Hartz IV abschaffen? Steinigt mich lieber!

Mehr Kampfgeist wünscht sich die Gewerkschaftsjugend auf ihrem Bundeskongress in Halle vom DGB-Chef. Aber Michael Sommer versucht, ihnen auszureden, dass Hartz IV wieder abgeschafft wird. Dafür verspricht er, wachsam zu sein

AUS HALLE ANNA LEHMANN

„Wer hat den denn eingeladen?“, fragt jemand ganz leise an einem Tisch im Saal vorne links. Nicht, dass Zweifel an der Identität des Redners bestünden: Den DGB-Vorsitzenden Michael Sommer kennt jeder der rund 100 jungen Leute im Saal, und er ist auf ihre Einladung hin zur 17. Bundesjugendkonferenz der DGB-Jugend nach Halle gekommen.

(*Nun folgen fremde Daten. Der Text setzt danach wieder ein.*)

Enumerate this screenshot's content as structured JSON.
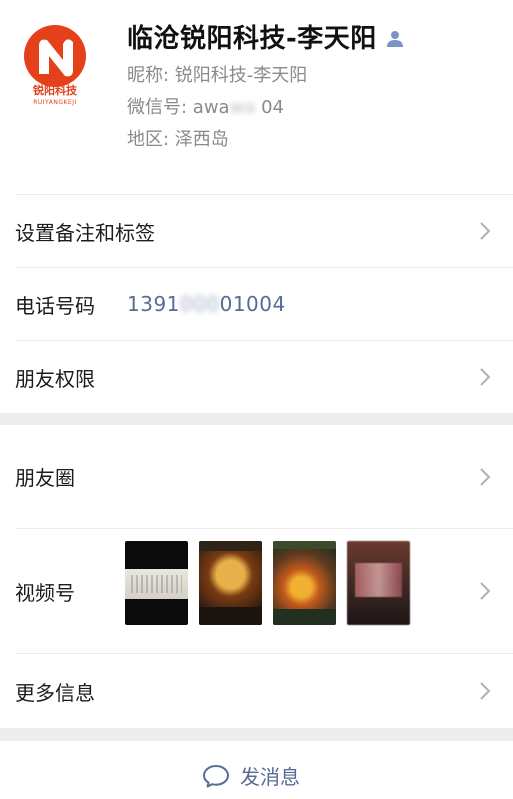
{
  "profile": {
    "display_name": "临沧锐阳科技-李天阳",
    "nickname_line": "昵称:  锐阳科技-李天阳",
    "wechat_id_label": "微信号:  awa",
    "wechat_id_blur": "wa",
    "wechat_id_suffix": "   04",
    "region_line": "地区:  泽西岛",
    "logo_text_cn": "锐阳科技",
    "logo_text_en": "RUIYANGKEJI",
    "logo_color": "#e4401a"
  },
  "rows": {
    "remark_label": "设置备注和标签",
    "phone_label": "电话号码",
    "phone_value_prefix": "1391",
    "phone_value_blur": "000",
    "phone_value_suffix": "01004",
    "permissions_label": "朋友权限",
    "moments_label": "朋友圈",
    "channels_label": "视频号",
    "more_info_label": "更多信息"
  },
  "actions": {
    "send_message_label": "发消息"
  },
  "colors": {
    "link": "#576b95",
    "separator_gap": "#ededed",
    "chevron": "#b2b2b2"
  }
}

Aber Sommer erklärt gerade, dass die Gewerkschaften Hartz IV nicht mehr rückgängig machen könnten und man deshalb auf Nachbesserungen und konstruktive Zusammenarbeit mit den Koalitionsparteien setzen müsse. Nach der Fragerunde muss er deshalb noch nach Berlin zu einem spätabendlichen Treffen mit den SPD-Verhandlungsführern der laufenden Koalitionsgespräche. „Wir werden die nicht aus der Klammer lassen“, verspricht der Vorsitzende den Junggewerkschaftern. Die sind nicht recht überzeugt. „Ich mobilisiere die Kollegen im Betrieb, gegen Hartz IV auf die Straße zu gehen. Und dann kommst ausgerechnet du und sagst, das sei eh nicht mehr rückgängig zu machen. Michael, du steckst den Kopf in den Sand“, wirft Nico Bauer von der IG-Metall-Jugend Sommer vor.

Wie er denken viele DGB-Jugendliche, dass ihr Dachverband die SPD in den vergangenen drei Jahren eher umarmt als umklammert hat. Auf ihrem Bundestreffen mahnen die Delegierten der acht in der DGB-Jugend vertretenen Nachwuchsorganisationen für die nächsten vier Jahre eine kämpferische Tonart gegenüber den regierenden Parteien an. An diesem Wochenende stimmen sie über Anträge ab, in denen ein Mindestlohn von 1.500 Euro und die Ausbildungsplatzabgabe per Gesetz gefordert werden. Diese werden sie den Altvordern beim DGB-Bundeskongress im Mai präsentieren.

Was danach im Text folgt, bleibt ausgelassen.